Assembla offers a free personal plan: https://www.assembla.com/sign-up

From the site:

  • 1 Private Project, 2 Users
  • 1 SVN, Git, or Perforce Repository
  • 500 MB Storage

You're probably not going to find that for free.

I use Dreamhost for my web-hosting plan -- I don't use them for Version Control, but they do have 1-click SVN install as an option. Disk space / bandwidth limits are high enough to be effectively unlimited for any reasonable purpose. I pay around $10 USD / month.

Another option would be a VPS or similar. There are many options for hosts, but the one I like best is Digital Ocean -- you can get an instance with 1CPU / 512MB RAM /20GB storage / 1TB traffic per month for just $5 -- and they actually bill hourly, so you don't pay if you take it down for any reason. For $10/mo, you get 1CPU/ 1GB RAM /30GB storage /2TB traffic. Either plan would be enough to run a version control system and then some -- maybe webhosting, a bug tracker, and a nightly build system if you were so inclined.

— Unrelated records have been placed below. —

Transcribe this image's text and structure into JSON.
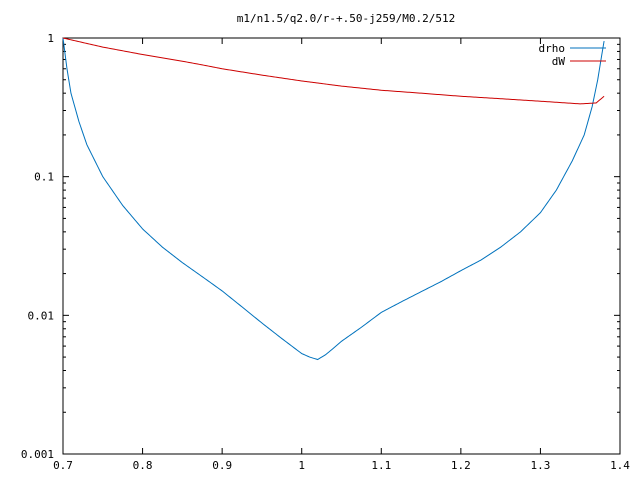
{
  "chart_data": {
    "type": "line",
    "title": "m1/n1.5/q2.0/r-+.50-j259/M0.2/512",
    "xlabel": "",
    "ylabel": "",
    "xlim": [
      0.7,
      1.4
    ],
    "ylim": [
      0.001,
      1
    ],
    "yscale": "log",
    "grid": false,
    "legend": "top-right",
    "xticks": [
      "0.7",
      "0.8",
      "0.9",
      "1",
      "1.1",
      "1.2",
      "1.3",
      "1.4"
    ],
    "xtick_values": [
      0.7,
      0.8,
      0.9,
      1.0,
      1.1,
      1.2,
      1.3,
      1.4
    ],
    "yticks": [
      "0.001",
      "0.01",
      "0.1",
      "1"
    ],
    "ytick_values": [
      0.001,
      0.01,
      0.1,
      1
    ],
    "series": [
      {
        "name": "drho",
        "color": "#0072bd",
        "x": [
          0.7,
          0.705,
          0.71,
          0.72,
          0.73,
          0.75,
          0.775,
          0.8,
          0.825,
          0.85,
          0.875,
          0.9,
          0.925,
          0.95,
          0.975,
          1.0,
          1.01,
          1.02,
          1.03,
          1.04,
          1.05,
          1.075,
          1.1,
          1.125,
          1.15,
          1.175,
          1.2,
          1.225,
          1.25,
          1.275,
          1.3,
          1.32,
          1.34,
          1.355,
          1.365,
          1.372,
          1.377,
          1.38
        ],
        "y": [
          1.0,
          0.6,
          0.4,
          0.25,
          0.17,
          0.1,
          0.062,
          0.042,
          0.031,
          0.024,
          0.019,
          0.015,
          0.0115,
          0.0088,
          0.0068,
          0.0053,
          0.005,
          0.0048,
          0.0052,
          0.0058,
          0.0065,
          0.0082,
          0.0105,
          0.0125,
          0.0148,
          0.0175,
          0.021,
          0.025,
          0.031,
          0.04,
          0.055,
          0.08,
          0.13,
          0.2,
          0.32,
          0.5,
          0.75,
          0.95
        ]
      },
      {
        "name": "dW",
        "color": "#cc0000",
        "x": [
          0.7,
          0.75,
          0.8,
          0.85,
          0.875,
          0.9,
          0.95,
          1.0,
          1.05,
          1.1,
          1.15,
          1.2,
          1.25,
          1.3,
          1.35,
          1.37,
          1.38
        ],
        "y": [
          1.0,
          0.86,
          0.76,
          0.68,
          0.64,
          0.6,
          0.54,
          0.49,
          0.45,
          0.42,
          0.4,
          0.38,
          0.365,
          0.35,
          0.335,
          0.34,
          0.38
        ]
      }
    ]
  }
}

throw table_exception("(? ???)? ? ???");

I also recommend digitalocean - they are very cheap and the uptime has been great.

You can have an svn server up and running on a debian instance in minutes and pay very little per month. I think I pay $5 for mine, but i don't put my version control on it - my repositories are stored in a git repository on a local linux server managed by a commercial program called atlassian stash which has a one-off price of $10.

You might want to look into installing a similar system for svn as it simplifies creation of repositories and security etc, rather than having to do it all from the command-line. Were you thinking of a windows, or a *nix server to host the svn on?